Thousands of Documents Belonging to Nazi-Era Art Dealer Hildebrand Gurlitt Leaked Online

The leaks will have broad implications for the rightful owners of Nazi-looted art.

Cornelius Gurlitt. Photo: Markus Hannich.

The Gurlitt family has announced that documents that belonged to Cornelius Gurlitt’s father, the Nazi-era art dealer Hildebrand Gurlitt, have been digitized and will be made ​​available online in the very near future, Süddeutsche reports.

The documents from the Gurlitt estate include letters, photographs, business correspondence, and pictures of artworks. The immense scope of the data is estimated to be published over 15,000 digital pages.

Cornelius Gurlitt’s cousin, Uta Werner, reportedly wants to enable a more transparent processing of the collection (see Gurlitt Heirs Pledge to Restitute Looted Art and Gurlitt Was Mentally Unfit to Write Will, Cousins Claim).

Unparalleled Implications for Provenance Research

None of the names in the documents will be blackened out, thus exposing the identities of the individuals who have bought or sold artworks. This is set to be a remarkable move that will have ramifications for the entire field of provenance research in Germany and beyond.

The first files will be leaked in the next few days, and documents are to be released continuously throughout the year, with the entire digital data base existing online by the end of September.

The documents will have wide-reaching implications for the rightful owners of Nazi-looted art. Not only are the works in Gurlitt’s own collection documented there, but also historically significant correspondences from the time Hildebrand Gurlitt was acquiring artworks for the planned “Führer Museum” in Linz.

Legal Battles

The files in question were removed from Gurlitt’s villa outside of Salzburg in 2014, before his death, when he declared he wished to return looted works from the collection (see Gurlitt Gives German Task Force One Year to Research Provenance of Suspected Nazi Loot).

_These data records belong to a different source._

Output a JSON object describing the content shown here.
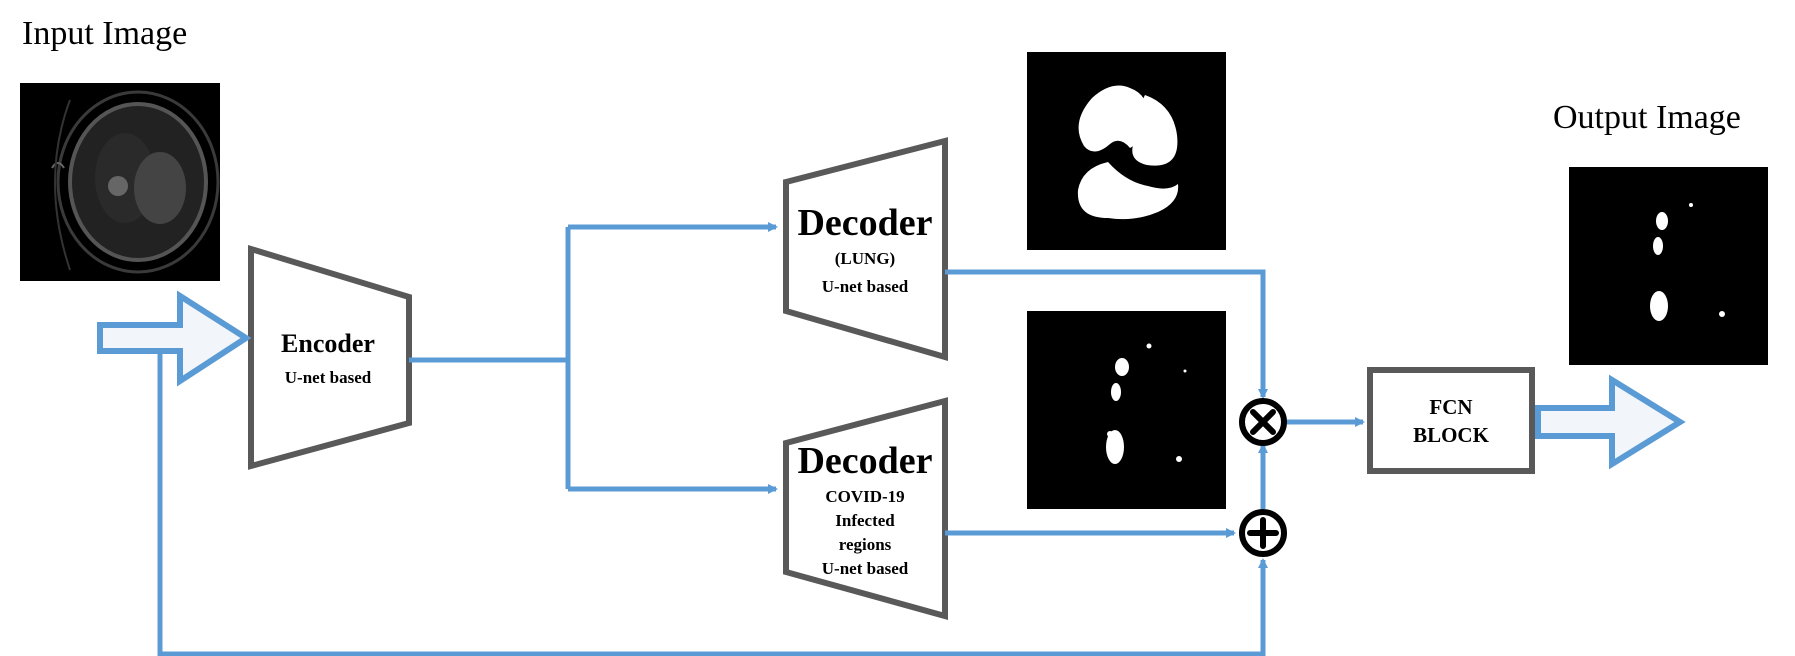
{
  "labels": {
    "input_title": "Input Image",
    "output_title": "Output Image"
  },
  "encoder": {
    "title": "Encoder",
    "subtitle": "U-net based"
  },
  "decoder_lung": {
    "title": "Decoder",
    "lines": [
      "(LUNG)",
      "U-net based"
    ]
  },
  "decoder_covid": {
    "title": "Decoder",
    "lines": [
      "COVID-19",
      "Infected",
      "regions",
      "U-net based"
    ]
  },
  "fcn": {
    "lines": [
      "FCN",
      "BLOCK"
    ]
  },
  "operators": {
    "multiply": "⊗",
    "add": "⊕"
  },
  "colors": {
    "connector": "#5b9bd5",
    "box_stroke": "#595959",
    "image_bg": "#000000",
    "mask": "#ffffff"
  }
}
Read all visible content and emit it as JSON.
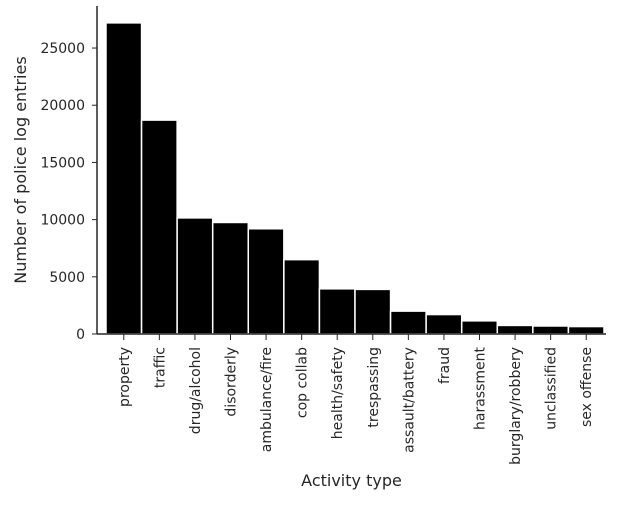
{
  "chart_data": {
    "type": "bar",
    "title": "",
    "xlabel": "Activity type",
    "ylabel": "Number of police log entries",
    "categories": [
      "property",
      "traffic",
      "drug/alcohol",
      "disorderly",
      "ambulance/fire",
      "cop collab",
      "health/safety",
      "trespassing",
      "assault/battery",
      "fraud",
      "harassment",
      "burglary/robbery",
      "unclassified",
      "sex offense"
    ],
    "values": [
      27200,
      18700,
      10150,
      9750,
      9200,
      6500,
      3950,
      3900,
      2000,
      1700,
      1150,
      750,
      700,
      650
    ],
    "ylim": [
      0,
      28500
    ],
    "yticks": [
      0,
      5000,
      10000,
      15000,
      20000,
      25000
    ],
    "grid": false,
    "bar_color": "#000000",
    "bar_edge_color": "#ffffff"
  }
}
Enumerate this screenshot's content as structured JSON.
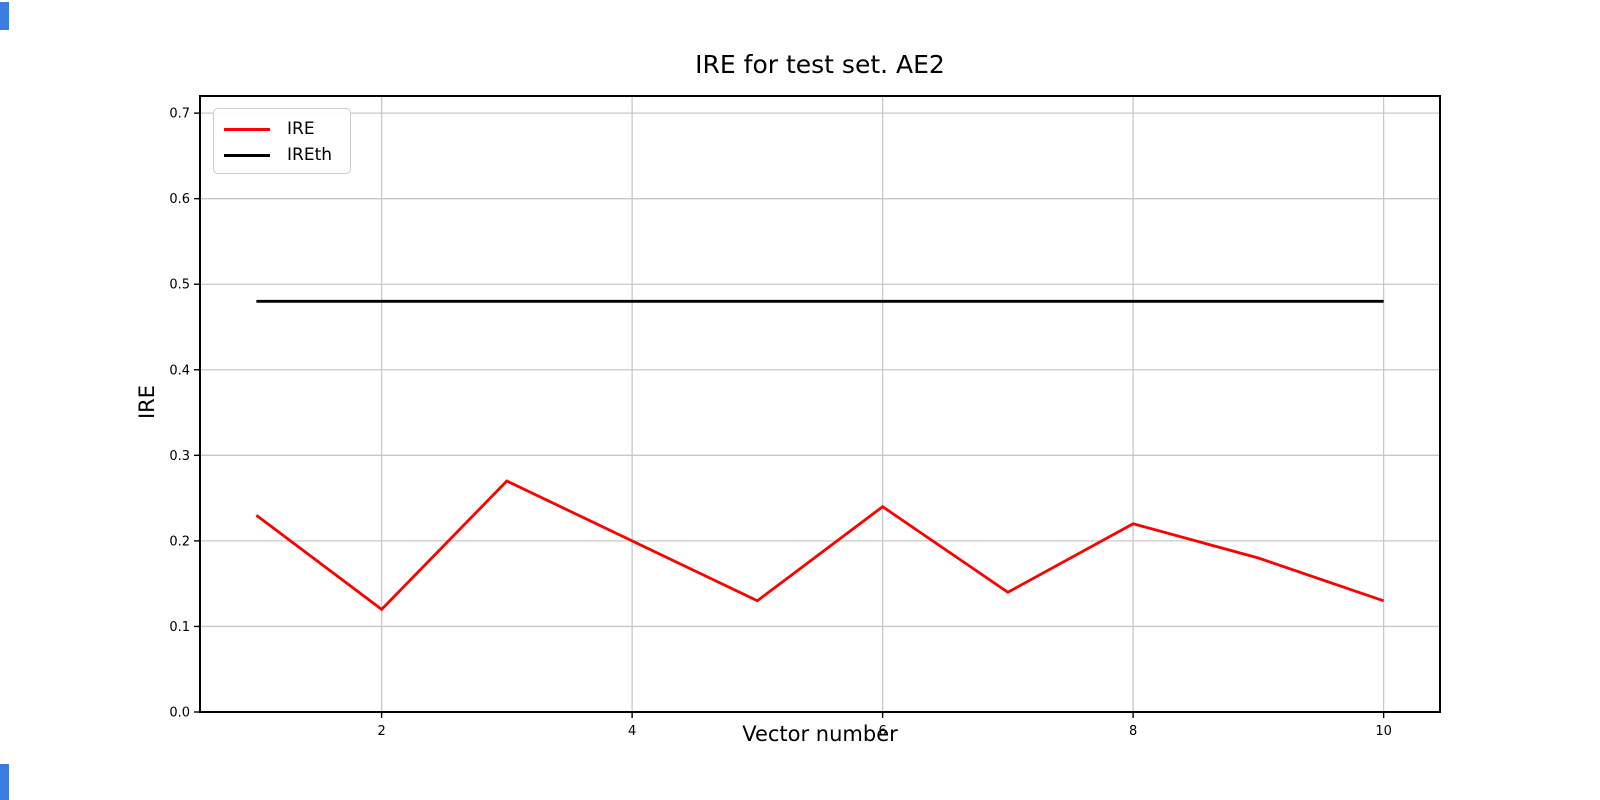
{
  "figure": {
    "title": "IRE for test set. AE2",
    "xlabel": "Vector number",
    "ylabel": "IRE"
  },
  "legend": {
    "entries": [
      {
        "label": "IRE",
        "color": "#ff0000"
      },
      {
        "label": "IREth",
        "color": "#000000"
      }
    ]
  },
  "colors": {
    "series_ire": "#ff0000",
    "series_ireth": "#000000",
    "grid": "#c8c8c8",
    "frame": "#000000",
    "accent_blue": "#3b7de0"
  },
  "chart_data": {
    "type": "line",
    "title": "IRE for test set. AE2",
    "xlabel": "Vector number",
    "ylabel": "IRE",
    "x": [
      1,
      2,
      3,
      4,
      5,
      6,
      7,
      8,
      9,
      10
    ],
    "series": [
      {
        "name": "IRE",
        "color": "#ff0000",
        "values": [
          0.23,
          0.12,
          0.27,
          0.2,
          0.13,
          0.24,
          0.14,
          0.22,
          0.18,
          0.13
        ]
      },
      {
        "name": "IREth",
        "color": "#000000",
        "values": [
          0.48,
          0.48,
          0.48,
          0.48,
          0.48,
          0.48,
          0.48,
          0.48,
          0.48,
          0.48
        ]
      }
    ],
    "xlim": [
      0.55,
      10.45
    ],
    "ylim": [
      0.0,
      0.72
    ],
    "xticks": [
      2,
      4,
      6,
      8,
      10
    ],
    "xtick_labels": [
      "2",
      "4",
      "6",
      "8",
      "10"
    ],
    "yticks": [
      0.0,
      0.1,
      0.2,
      0.3,
      0.4,
      0.5,
      0.6,
      0.7
    ],
    "ytick_labels": [
      "0.0",
      "0.1",
      "0.2",
      "0.3",
      "0.4",
      "0.5",
      "0.6",
      "0.7"
    ],
    "grid": true,
    "legend_position": "upper left"
  }
}
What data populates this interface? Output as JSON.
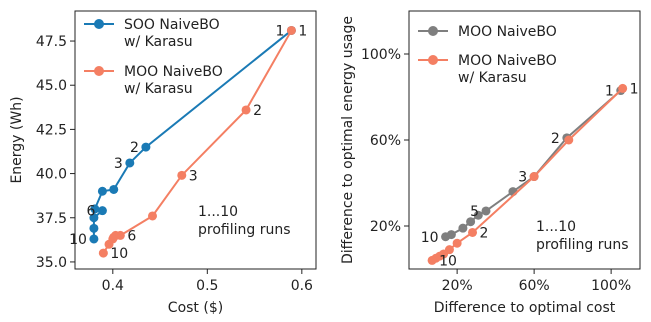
{
  "chart_data": [
    {
      "type": "line",
      "xlabel": "Cost ($)",
      "ylabel": "Energy (Wh)",
      "xlim": [
        0.36,
        0.615
      ],
      "ylim": [
        34.6,
        49.2
      ],
      "x_ticks": [
        0.4,
        0.5,
        0.6
      ],
      "x_tick_labels": [
        "0.4",
        "0.5",
        "0.6"
      ],
      "y_ticks": [
        35.0,
        37.5,
        40.0,
        42.5,
        45.0,
        47.5
      ],
      "y_tick_labels": [
        "35.0",
        "37.5",
        "40.0",
        "42.5",
        "45.0",
        "47.5"
      ],
      "legend_position": "top-left",
      "annotation": [
        "1...10",
        "profiling runs"
      ],
      "series": [
        {
          "name": "SOO NaiveBO\nw/ Karasu",
          "color": "#1a7ab5",
          "points": [
            [
              0.589,
              48.1
            ],
            [
              0.435,
              41.5
            ],
            [
              0.418,
              40.6
            ],
            [
              0.401,
              39.1
            ],
            [
              0.389,
              39.0
            ],
            [
              0.381,
              38.0
            ],
            [
              0.389,
              37.9
            ],
            [
              0.38,
              37.5
            ],
            [
              0.38,
              36.9
            ],
            [
              0.38,
              36.3
            ]
          ],
          "labels": [
            {
              "text": "1",
              "point": 0,
              "side": "right"
            },
            {
              "text": "2",
              "point": 1,
              "side": "left"
            },
            {
              "text": "3",
              "point": 2,
              "side": "left"
            },
            {
              "text": "6",
              "point": 6,
              "side": "left"
            },
            {
              "text": "10",
              "point": 9,
              "side": "left"
            }
          ]
        },
        {
          "name": "MOO NaiveBO\nw/ Karasu",
          "color": "#f47f63",
          "points": [
            [
              0.589,
              48.1
            ],
            [
              0.541,
              43.6
            ],
            [
              0.473,
              39.9
            ],
            [
              0.442,
              37.6
            ],
            [
              0.408,
              36.5
            ],
            [
              0.403,
              36.5
            ],
            [
              0.401,
              36.4
            ],
            [
              0.4,
              36.3
            ],
            [
              0.396,
              36.0
            ],
            [
              0.39,
              35.5
            ]
          ],
          "labels": [
            {
              "text": "1",
              "point": 0,
              "side": "left"
            },
            {
              "text": "2",
              "point": 1,
              "side": "right"
            },
            {
              "text": "3",
              "point": 2,
              "side": "right"
            },
            {
              "text": "6",
              "point": 4,
              "side": "right"
            },
            {
              "text": "10",
              "point": 9,
              "side": "right"
            }
          ]
        }
      ]
    },
    {
      "type": "line",
      "xlabel": "Difference to optimal cost",
      "ylabel": "Difference to optimal energy usage",
      "xlim": [
        -0.05,
        1.15
      ],
      "ylim": [
        0.0,
        1.2
      ],
      "x_ticks": [
        0.2,
        0.6,
        1.0
      ],
      "x_tick_labels": [
        "20%",
        "60%",
        "100%"
      ],
      "y_ticks": [
        0.2,
        0.6,
        1.0
      ],
      "y_tick_labels": [
        "20%",
        "60%",
        "100%"
      ],
      "legend_position": "top-left",
      "annotation": [
        "1...10",
        "profiling runs"
      ],
      "series": [
        {
          "name": "MOO NaiveBO",
          "color": "#7f7f7f",
          "points": [
            [
              1.05,
              0.83
            ],
            [
              0.77,
              0.61
            ],
            [
              0.6,
              0.43
            ],
            [
              0.49,
              0.36
            ],
            [
              0.35,
              0.27
            ],
            [
              0.31,
              0.25
            ],
            [
              0.27,
              0.22
            ],
            [
              0.23,
              0.19
            ],
            [
              0.17,
              0.16
            ],
            [
              0.14,
              0.15
            ]
          ],
          "labels": [
            {
              "text": "1",
              "point": 0,
              "side": "left"
            },
            {
              "text": "2",
              "point": 1,
              "side": "left"
            },
            {
              "text": "3",
              "point": 2,
              "side": "left"
            },
            {
              "text": "5",
              "point": 4,
              "side": "left"
            },
            {
              "text": "10",
              "point": 9,
              "side": "left"
            }
          ]
        },
        {
          "name": "MOO NaiveBO\nw/ Karasu",
          "color": "#f47f63",
          "points": [
            [
              1.06,
              0.84
            ],
            [
              0.78,
              0.6
            ],
            [
              0.6,
              0.43
            ],
            [
              0.28,
              0.17
            ],
            [
              0.2,
              0.12
            ],
            [
              0.16,
              0.09
            ],
            [
              0.13,
              0.07
            ],
            [
              0.11,
              0.06
            ],
            [
              0.09,
              0.05
            ],
            [
              0.07,
              0.04
            ]
          ],
          "labels": [
            {
              "text": "1",
              "point": 0,
              "side": "right"
            },
            {
              "text": "2",
              "point": 3,
              "side": "right"
            },
            {
              "text": "10",
              "point": 9,
              "side": "right"
            }
          ]
        }
      ]
    }
  ]
}
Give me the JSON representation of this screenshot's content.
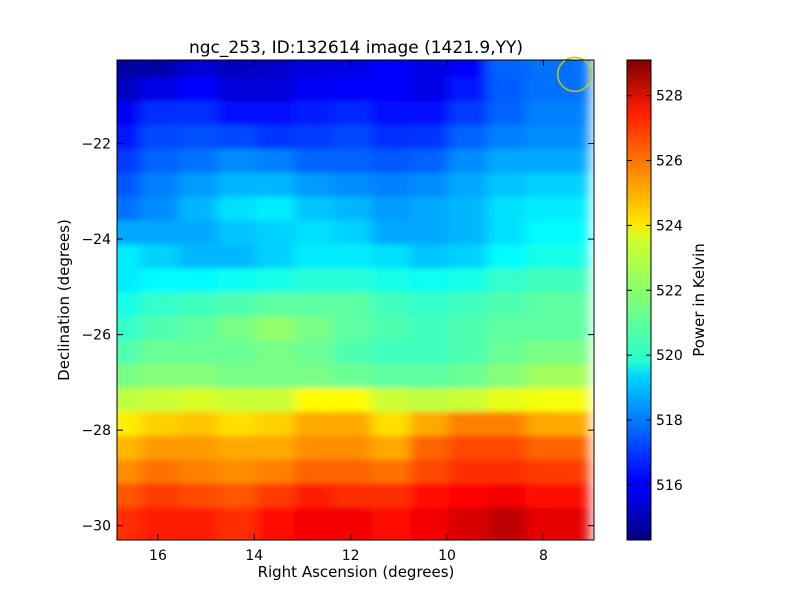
{
  "chart_data": {
    "type": "heatmap",
    "title": "ngc_253, ID:132614 image (1421.9,YY)",
    "xlabel": "Right Ascension (degrees)",
    "ylabel": "Declination (degrees)",
    "xlim": [
      16.85,
      6.95
    ],
    "ylim": [
      -30.3,
      -20.25
    ],
    "x_ticks": [
      16,
      14,
      12,
      10,
      8
    ],
    "y_ticks": [
      -22,
      -24,
      -26,
      -28,
      -30
    ],
    "colorbar": {
      "label": "Power in Kelvin",
      "range": [
        514.3,
        529.1
      ],
      "ticks": [
        516,
        518,
        520,
        522,
        524,
        526,
        528
      ],
      "colormap": "jet"
    },
    "marker": {
      "shape": "circle",
      "ra": 7.35,
      "dec": -20.55,
      "color": "#c8c800"
    },
    "rows": [
      {
        "dec": -20.5,
        "values": [
          514.8,
          514.9,
          515.6,
          515.2,
          515.4,
          515.7,
          515.8,
          516.2,
          515.8,
          516.2,
          517.6,
          517.8
        ]
      },
      {
        "dec": -21.0,
        "values": [
          515.3,
          515.8,
          516.2,
          515.6,
          515.6,
          516.0,
          516.2,
          516.2,
          515.8,
          516.5,
          517.5,
          517.8
        ]
      },
      {
        "dec": -21.5,
        "values": [
          516.0,
          516.8,
          516.8,
          516.4,
          516.3,
          516.6,
          516.7,
          516.4,
          516.4,
          517.0,
          517.6,
          518.0
        ]
      },
      {
        "dec": -22.0,
        "values": [
          516.5,
          517.2,
          517.3,
          517.2,
          516.9,
          517.0,
          517.2,
          516.8,
          516.9,
          517.6,
          518.0,
          518.2
        ]
      },
      {
        "dec": -22.5,
        "values": [
          517.0,
          517.6,
          517.8,
          518.2,
          518.0,
          517.6,
          517.6,
          517.4,
          517.6,
          518.2,
          518.6,
          518.6
        ]
      },
      {
        "dec": -23.0,
        "values": [
          517.4,
          518.0,
          518.4,
          518.8,
          518.8,
          518.4,
          518.2,
          518.0,
          518.2,
          518.6,
          519.0,
          519.2
        ]
      },
      {
        "dec": -23.5,
        "values": [
          517.8,
          518.2,
          518.8,
          519.4,
          519.6,
          519.0,
          518.8,
          518.4,
          518.6,
          518.8,
          519.4,
          519.6
        ]
      },
      {
        "dec": -24.0,
        "values": [
          518.6,
          518.6,
          518.6,
          519.0,
          519.2,
          519.4,
          519.2,
          518.6,
          518.6,
          518.8,
          519.4,
          519.8
        ]
      },
      {
        "dec": -24.5,
        "values": [
          519.6,
          519.2,
          518.8,
          518.8,
          519.2,
          519.6,
          519.6,
          519.4,
          519.0,
          519.2,
          519.8,
          520.2
        ]
      },
      {
        "dec": -25.0,
        "values": [
          519.6,
          519.8,
          519.8,
          520.0,
          520.2,
          520.4,
          520.4,
          520.2,
          520.0,
          520.2,
          520.6,
          520.8
        ]
      },
      {
        "dec": -25.5,
        "values": [
          520.2,
          520.6,
          520.8,
          521.0,
          521.2,
          521.2,
          521.2,
          520.8,
          520.6,
          520.8,
          521.0,
          521.2
        ]
      },
      {
        "dec": -26.0,
        "values": [
          520.6,
          521.0,
          521.2,
          521.6,
          522.0,
          521.6,
          521.2,
          521.0,
          520.8,
          521.0,
          521.2,
          521.2
        ]
      },
      {
        "dec": -26.5,
        "values": [
          521.0,
          521.4,
          521.4,
          521.4,
          521.6,
          521.4,
          521.0,
          520.8,
          520.8,
          521.0,
          521.4,
          521.6
        ]
      },
      {
        "dec": -27.0,
        "values": [
          521.6,
          521.8,
          521.8,
          521.6,
          521.6,
          521.6,
          521.4,
          521.2,
          521.2,
          521.4,
          521.8,
          522.2
        ]
      },
      {
        "dec": -27.5,
        "values": [
          522.6,
          522.8,
          523.0,
          522.8,
          522.8,
          523.6,
          523.6,
          522.8,
          522.6,
          522.8,
          523.2,
          523.4
        ]
      },
      {
        "dec": -28.0,
        "values": [
          523.8,
          524.2,
          524.4,
          524.0,
          524.2,
          524.8,
          524.8,
          524.0,
          524.8,
          525.4,
          525.4,
          524.8
        ]
      },
      {
        "dec": -28.5,
        "values": [
          524.6,
          525.0,
          525.0,
          524.8,
          524.8,
          525.2,
          525.2,
          524.8,
          525.8,
          526.2,
          526.2,
          525.8
        ]
      },
      {
        "dec": -29.0,
        "values": [
          525.2,
          525.6,
          525.4,
          525.2,
          525.4,
          525.8,
          525.8,
          525.6,
          526.2,
          526.6,
          526.6,
          526.4
        ]
      },
      {
        "dec": -29.5,
        "values": [
          526.0,
          526.4,
          526.2,
          526.0,
          526.4,
          526.8,
          526.6,
          526.6,
          527.0,
          527.2,
          527.4,
          527.0
        ]
      },
      {
        "dec": -30.0,
        "values": [
          526.6,
          526.8,
          526.8,
          526.6,
          527.0,
          527.4,
          527.4,
          527.0,
          527.4,
          527.8,
          528.2,
          527.6
        ]
      }
    ],
    "columns_ra": [
      16.5,
      15.7,
      14.9,
      14.1,
      13.3,
      12.5,
      11.7,
      10.9,
      10.1,
      9.3,
      8.5,
      7.7
    ],
    "grid": false,
    "legend": "none"
  }
}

The 25,000 documents and 250 artworks found there took five days to remove. But the processing of the material stopped when Cornelius Gurlitt died in May 2014. The files have not been sorted or processed since.

The Berner Zeitung speculates that the legal battles between Gurlitt’s family and the Kunstmuseum Bern could be the reason for the so-called “Conny Leaks” (see Kunstmuseum Bern Accepts 1,300 Artwork Nazi-Era Gurlitt Collection Amidst Legal Battles and Dispute Over the Will Delays Gurlitt Acquisition by Kunstmuseum Bern).

Werner has previously criticized the delays in restitution of paintings to their rightful owners (see Rosenberg Heirs’ Claim to Gurlitt Matisse Stalled).